Adaptieve controle op afwijkingen
Dit onderdeel is beschikbaar als Kaspersky Endpoint Security is geïnstalleerd op een computer met Windows voor werkstations. Dit onderdeel is niet beschikbaar als Kaspersky Endpoint Security is geïnstalleerd op een computer met Windows voor servers.
Het onderdeel Adaptieve controle op afwijkingen bewaakt en blokkeert acties die niet kenmerkend zijn voor de computers in het bedrijfsnetwerk. Adaptieve controle op afwijkingen gebruikt een aantal regels om afwijkend gedrag bij te houden (bijvoorbeeld de regel Start van Windows PowerShell via Office-programma). Regels worden door Kaspersky-experts gemaakt op basis van kenmerkende scenario's van malware-activiteit. U kunt configureren hoe Adaptieve controle op afwijkingen elke regel moet gebruiken en bijvoorbeeld toestaan dat PowerShell-scripts voor de automatisering van bepaalde workflows worden uitgevoerd. Kaspersky Endpoint Security updatet de reeks regels samen met de programmadatabases. Updates voor deze regels moeten handmatig worden bevestigd.
Instellingen van Adaptieve controle op afwijkingen
De configuratie van Adaptieve controle op afwijkingen bestaat uit de volgende stappen:
- Adaptieve controle op afwijkingen trainen.
Nadat u Adaptieve controle op afwijkingen hebt ingeschakeld, werken de regels ervan in de trainingsmodus.

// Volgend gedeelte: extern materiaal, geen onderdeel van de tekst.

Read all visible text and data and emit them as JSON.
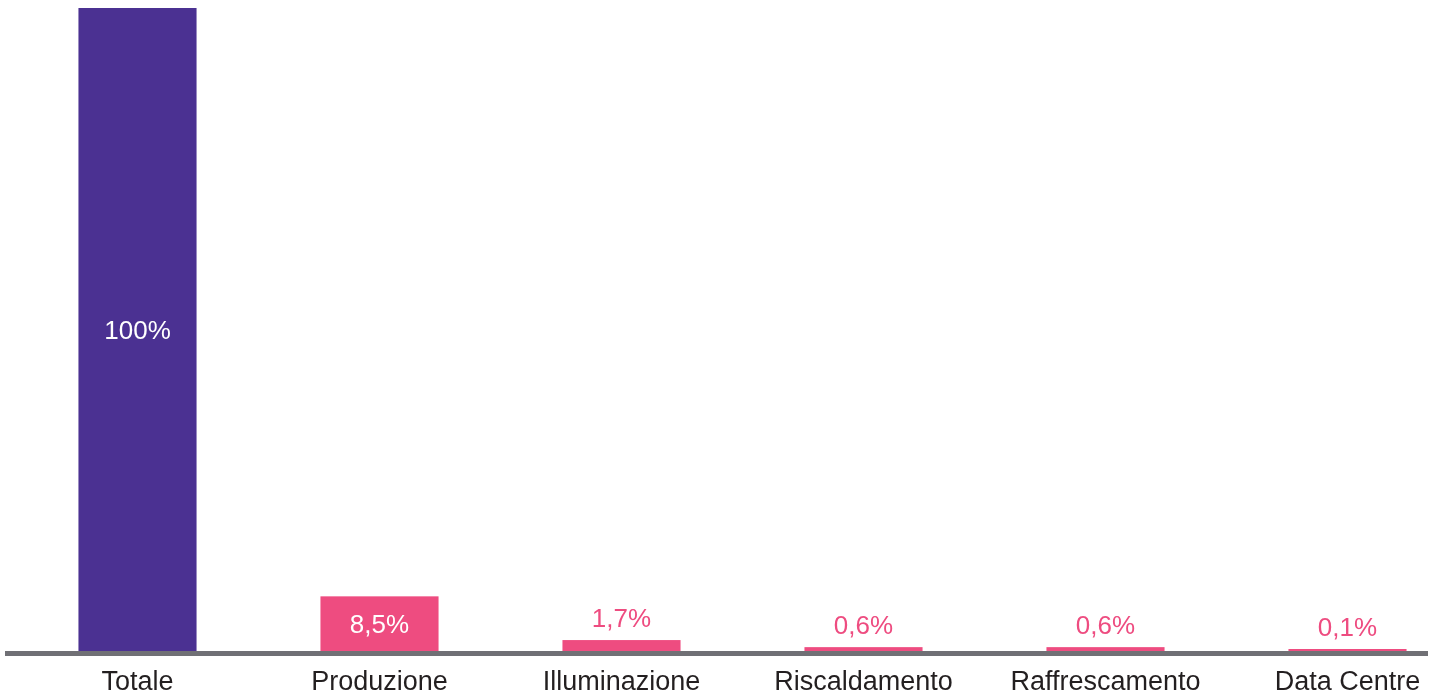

Tijdens de training bewaakt Adaptieve controle op afwijkingen de activering van regels en verstuurt het activeringsgebeurtenissen naar Kaspersky Security Center. Elke regel heeft een eigen trainingsduur. De duur van de trainingsmodus is door experts van Kaspersky vastgelegd. Normaal is de trainingsmodus twee weken actief.
Als een regel tijdens de training niet één keer is geactiveerd, zal Adaptieve controle op afwijkingen de acties die zijn gekoppeld aan deze regel als niet typisch beschouwen. Kaspersky Endpoint Security blokkeert dan alle acties die aan die regel zijn gekoppeld.
Als een regel tijdens de training is geactiveerd, registreert Kaspersky Endpoint Security gebeurtenissen in het rapport over de activering van regels en de opslagplaats Triggering of rules in Smart Training state.
- Rapport over activering van regels analyseren.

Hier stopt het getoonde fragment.